Enfin, le noir et blanc témoigne, sans doute plus évidemment que la photographie en couleurs, de l’épiphanie lumineuse qui est au cœur même du dispositif photographique. « De tous les arts profanes, la photographie est, du fait de son rapport à la lumière et à la transfiguration, celui dont l’imaginaire se tient au plus près d’un art sacré », note Serge Tisseron, qui ajoute : « Par la lumière s’opère la jointure entre le ciel et la terre. Et le photographe qui sait canaliser les pouvoirs de la lumière entretient une relation privilégiée avec l’imaginaire de la “révélation”. » De telles remarques prennent une résonance particulière dès lors qu’on les applique au travail d’artistes qui considèrent que « toute technique implique une métaphysique », qui situent leur œuvre dans une perspective spiritualiste affirmée et pour qui la lumière est à la fois un outil dans l’élaboration des images et une thématique privilégiée dans le mouvement ascensionnel qui caractérise toute l’œuvre et donne son titre à l’exposition.
Entre l’expérience sur le lieu de la prise de vue, et le travail qui se poursuit après coup, à partir d’images quelquefois inattendues même pour le photographe, un écart important se creuse. La photographie, pour Minot et Gormezano, n’a jamais, on l’a vu, la fonction de trace, mimétique et informative, d’une action révolue. L’organisation, dans l’après-coup, des séries thématiques qui entrelacent le plus souvent les lieux et les moments, est déterminante dans l’émergence du sens.

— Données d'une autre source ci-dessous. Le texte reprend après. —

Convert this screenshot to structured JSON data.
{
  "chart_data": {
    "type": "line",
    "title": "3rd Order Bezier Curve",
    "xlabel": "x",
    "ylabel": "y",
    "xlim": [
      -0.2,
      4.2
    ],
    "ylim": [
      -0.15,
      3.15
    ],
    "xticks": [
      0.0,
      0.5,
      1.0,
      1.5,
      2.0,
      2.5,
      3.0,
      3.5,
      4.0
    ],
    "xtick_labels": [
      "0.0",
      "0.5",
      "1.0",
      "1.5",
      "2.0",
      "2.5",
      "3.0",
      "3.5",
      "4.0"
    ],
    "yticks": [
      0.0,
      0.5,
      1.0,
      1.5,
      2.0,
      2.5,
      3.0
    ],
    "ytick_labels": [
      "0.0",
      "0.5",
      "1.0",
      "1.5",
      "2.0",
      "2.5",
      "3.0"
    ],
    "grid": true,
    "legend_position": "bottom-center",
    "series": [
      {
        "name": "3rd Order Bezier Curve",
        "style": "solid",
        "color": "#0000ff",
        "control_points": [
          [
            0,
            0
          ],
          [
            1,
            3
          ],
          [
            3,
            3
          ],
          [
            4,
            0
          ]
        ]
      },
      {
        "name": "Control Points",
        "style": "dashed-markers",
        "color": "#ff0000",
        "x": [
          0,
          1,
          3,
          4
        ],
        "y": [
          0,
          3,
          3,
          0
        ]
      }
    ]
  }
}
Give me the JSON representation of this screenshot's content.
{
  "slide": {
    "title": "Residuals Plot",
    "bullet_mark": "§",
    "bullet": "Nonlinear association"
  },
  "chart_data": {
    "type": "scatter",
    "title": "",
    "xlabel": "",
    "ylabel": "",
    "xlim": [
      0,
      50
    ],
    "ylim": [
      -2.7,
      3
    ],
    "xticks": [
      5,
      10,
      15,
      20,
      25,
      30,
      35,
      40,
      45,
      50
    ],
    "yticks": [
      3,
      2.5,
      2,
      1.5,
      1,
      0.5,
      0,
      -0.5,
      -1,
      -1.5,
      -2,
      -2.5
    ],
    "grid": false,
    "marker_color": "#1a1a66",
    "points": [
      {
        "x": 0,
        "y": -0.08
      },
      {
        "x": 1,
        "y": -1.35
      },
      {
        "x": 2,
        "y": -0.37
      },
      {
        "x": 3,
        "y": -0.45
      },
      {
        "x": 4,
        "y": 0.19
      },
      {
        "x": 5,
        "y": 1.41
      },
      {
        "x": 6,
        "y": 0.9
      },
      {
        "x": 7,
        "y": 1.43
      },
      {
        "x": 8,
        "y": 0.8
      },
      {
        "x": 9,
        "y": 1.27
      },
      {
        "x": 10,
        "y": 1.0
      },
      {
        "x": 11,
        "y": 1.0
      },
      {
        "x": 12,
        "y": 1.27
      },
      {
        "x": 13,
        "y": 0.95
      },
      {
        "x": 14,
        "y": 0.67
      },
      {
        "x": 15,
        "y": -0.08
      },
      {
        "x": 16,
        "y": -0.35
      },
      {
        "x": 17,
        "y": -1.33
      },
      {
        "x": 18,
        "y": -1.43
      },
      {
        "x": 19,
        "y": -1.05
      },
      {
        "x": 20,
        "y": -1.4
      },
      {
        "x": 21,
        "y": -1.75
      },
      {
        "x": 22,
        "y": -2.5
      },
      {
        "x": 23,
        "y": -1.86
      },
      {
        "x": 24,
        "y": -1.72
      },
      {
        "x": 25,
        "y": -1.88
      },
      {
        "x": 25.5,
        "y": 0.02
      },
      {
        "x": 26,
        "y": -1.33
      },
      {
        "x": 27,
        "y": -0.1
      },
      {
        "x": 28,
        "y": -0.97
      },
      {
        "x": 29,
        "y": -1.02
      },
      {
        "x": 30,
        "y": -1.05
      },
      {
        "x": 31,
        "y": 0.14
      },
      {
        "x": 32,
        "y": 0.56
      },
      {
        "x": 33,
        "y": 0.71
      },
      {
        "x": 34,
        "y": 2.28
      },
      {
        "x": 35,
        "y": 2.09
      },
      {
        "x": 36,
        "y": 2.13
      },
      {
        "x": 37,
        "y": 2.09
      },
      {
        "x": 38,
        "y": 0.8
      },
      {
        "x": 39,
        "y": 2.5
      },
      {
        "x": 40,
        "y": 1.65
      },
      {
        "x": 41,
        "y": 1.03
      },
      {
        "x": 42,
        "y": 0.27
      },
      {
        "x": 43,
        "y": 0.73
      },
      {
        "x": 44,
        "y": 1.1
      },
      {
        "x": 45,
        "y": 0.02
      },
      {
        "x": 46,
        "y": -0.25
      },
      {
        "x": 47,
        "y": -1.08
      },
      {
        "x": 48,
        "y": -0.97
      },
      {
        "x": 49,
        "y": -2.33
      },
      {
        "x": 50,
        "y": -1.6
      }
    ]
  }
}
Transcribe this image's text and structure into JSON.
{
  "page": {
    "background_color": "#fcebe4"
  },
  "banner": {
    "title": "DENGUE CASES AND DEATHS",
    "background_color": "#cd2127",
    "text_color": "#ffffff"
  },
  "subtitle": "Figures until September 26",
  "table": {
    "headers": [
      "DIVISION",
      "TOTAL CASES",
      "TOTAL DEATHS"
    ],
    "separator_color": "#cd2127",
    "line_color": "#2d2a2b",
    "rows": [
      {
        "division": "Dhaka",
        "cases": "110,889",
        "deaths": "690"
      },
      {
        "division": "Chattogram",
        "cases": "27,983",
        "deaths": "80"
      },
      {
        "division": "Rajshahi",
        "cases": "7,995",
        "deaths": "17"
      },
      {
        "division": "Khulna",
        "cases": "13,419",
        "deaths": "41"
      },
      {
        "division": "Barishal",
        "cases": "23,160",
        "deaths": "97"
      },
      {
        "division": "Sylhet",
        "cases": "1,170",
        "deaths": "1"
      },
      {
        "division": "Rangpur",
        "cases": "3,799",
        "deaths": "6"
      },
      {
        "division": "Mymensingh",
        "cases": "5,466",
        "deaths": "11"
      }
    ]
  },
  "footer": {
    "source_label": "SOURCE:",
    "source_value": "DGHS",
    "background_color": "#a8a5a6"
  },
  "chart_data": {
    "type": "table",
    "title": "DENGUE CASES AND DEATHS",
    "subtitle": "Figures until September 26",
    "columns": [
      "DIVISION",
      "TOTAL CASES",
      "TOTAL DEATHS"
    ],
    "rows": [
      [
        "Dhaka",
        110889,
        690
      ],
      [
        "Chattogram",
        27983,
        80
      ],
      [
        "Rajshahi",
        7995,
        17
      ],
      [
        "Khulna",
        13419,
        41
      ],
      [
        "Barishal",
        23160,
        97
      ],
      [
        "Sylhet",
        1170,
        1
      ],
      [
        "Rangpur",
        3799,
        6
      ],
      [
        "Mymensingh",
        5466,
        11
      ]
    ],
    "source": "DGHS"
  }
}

La construction d’un triptyque, par exemple, peut prendre la forme, consacrée par la tradition religieuse, d’une articulation signifiante qui privilégie l’image centrale par rapport aux deux images latérales, de nature différente du point de vue du lieu, de l’échelle, de la présence, ou de l’absence du corps. S’il s’agit au contraire d’une séquence de trois images, le déroulement temporel suggéré par le triptyque ne reflète pas nécessairement ce qui s’est passé sur le site. « Conclure » sur une image qui montre le corps renversé tête en bas, au pied d’une falaise, comme dans le premier triptyque de
Limons, ou sur une posture d’émergence et d’élévation n’a évidemment pas la même portée.
On notera encore que les artistes évitent de recourir au flou, procédé désormais banal pour traduire le mouvement. Sans doute, entre autres raisons, parce que les effets de « contamination » entre la matière et le corps perdraient de leur force suggestive si les contours du corps étaient noyés comme par artifice. Il y a seulement deux exceptions à cette règle. Dans les photographies prises au cimetière du Père-Lachaise (
La répétition est impossible), le flou vient souligner la mobilité d’un corps vivant parmi les tombes. Dans le triptyque
Antres I où le contraste lumineux de la gorge appelait une pose longue, alors que l’action était rapide, le flou donne à la figure une allure d’apparition furtive.